The private wealth office “didn’t like us being at the meetings,” asking them pointed questions, Fragasso says.
But what especially galled him was that the advisor “didn’t seem too interested in the account. I was shocked by the lack of concern for the client. It was almost like the account was grandfathered to him. Maybe for him $20 million was a small account.”
The client ended up leaving the highfalutin firm, giving Fragasso’s firm $2 million to manage (I-Pension’s client accounts ranged from $100,000 to $2 million, he says), and divided the rest among two RIA firms.
But those two experiences and many more Fragasso has had with friends and family members for whom he has performed similar services for free left him feeling there was a need for a formal business dedicated to auditing advisors.
That is because the investors he has dealt with were typically clueless about their investments, often despite the fact that they were highly educated and intelligent people.
Both clients with the $20 million accounts, for example, were doctors.
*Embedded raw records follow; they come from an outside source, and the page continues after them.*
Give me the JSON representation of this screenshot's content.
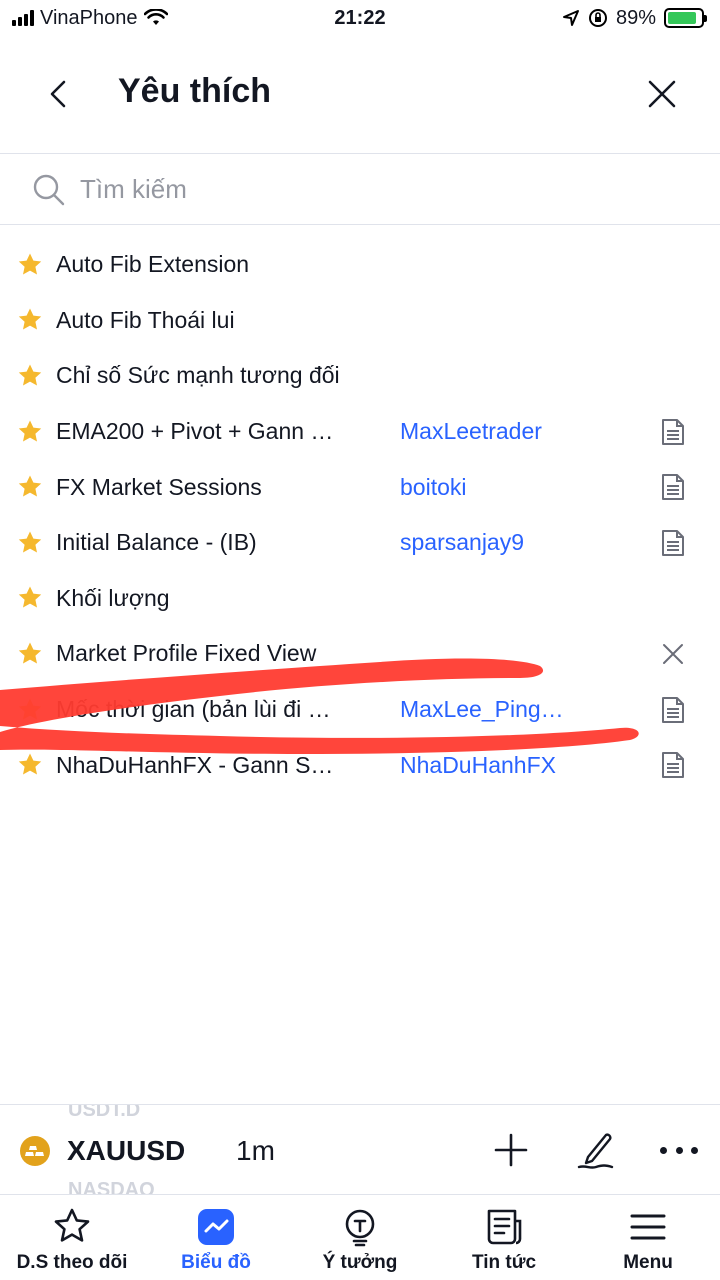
{
  "status_bar": {
    "carrier": "VinaPhone",
    "time": "21:22",
    "battery": "89%",
    "battery_level": 0.89
  },
  "header": {
    "title": "Yêu thích"
  },
  "search": {
    "placeholder": "Tìm kiếm"
  },
  "items": [
    {
      "name": "Auto Fib Extension",
      "author": "",
      "action": ""
    },
    {
      "name": "Auto Fib Thoái lui",
      "author": "",
      "action": ""
    },
    {
      "name": "Chỉ số Sức mạnh tương đối",
      "author": "",
      "action": ""
    },
    {
      "name": "EMA200 + Pivot + Gann …",
      "author": "MaxLeetrader",
      "action": "document-icon"
    },
    {
      "name": "FX Market Sessions",
      "author": "boitoki",
      "action": "document-icon"
    },
    {
      "name": "Initial Balance - (IB)",
      "author": "sparsanjay9",
      "action": "document-icon"
    },
    {
      "name": "Khối lượng",
      "author": "",
      "action": ""
    },
    {
      "name": "Market Profile Fixed View",
      "author": "",
      "action": "remove-icon"
    },
    {
      "name": "Mốc thời gian (bản lùi đi …",
      "author": "MaxLee_Ping…",
      "action": "document-icon"
    },
    {
      "name": "NhaDuHanhFX - Gann S…",
      "author": "NhaDuHanhFX",
      "action": "document-icon"
    }
  ],
  "chart_bar": {
    "ghost_top": "USDT.D",
    "ghost_bottom": "NASDAQ",
    "symbol": "XAUUSD",
    "interval": "1m"
  },
  "tabs": [
    {
      "label": "D.S theo dõi",
      "icon": "star-icon",
      "active": false
    },
    {
      "label": "Biểu đồ",
      "icon": "chart-icon",
      "active": true
    },
    {
      "label": "Ý tưởng",
      "icon": "lightbulb-icon",
      "active": false
    },
    {
      "label": "Tin tức",
      "icon": "news-icon",
      "active": false
    },
    {
      "label": "Menu",
      "icon": "menu-icon",
      "active": false
    }
  ],
  "colors": {
    "star": "#f5b82e",
    "link": "#2962ff",
    "active_tab": "#2962ff",
    "scribble": "#ff3b30",
    "battery": "#34c759"
  }
}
And among the many other investors he has helped he has found that their answer to the question, “What are you invested in?” is something like “Fidelity,” “Vanguard” or “American Funds.”
No one says “a large-cap fund, a real estate fund and commodities,” he says.
Clients are similarly clueless about what fees they’re paying and do not describe their advisors in meaningful professional terms, but instead say things like “he’s a nice guy.”
“One guy came to us and said the advisor is ‘my friend.’ I said ‘No he’s not, you have B shares,’” referring to a broker-sold share class that feature higher investor fees over the long-term.
“What we’ve seen across the board,” Fragasso sums the matter, “is terrible asset allocation strategy, egregious fees, and no effort to educate the client.”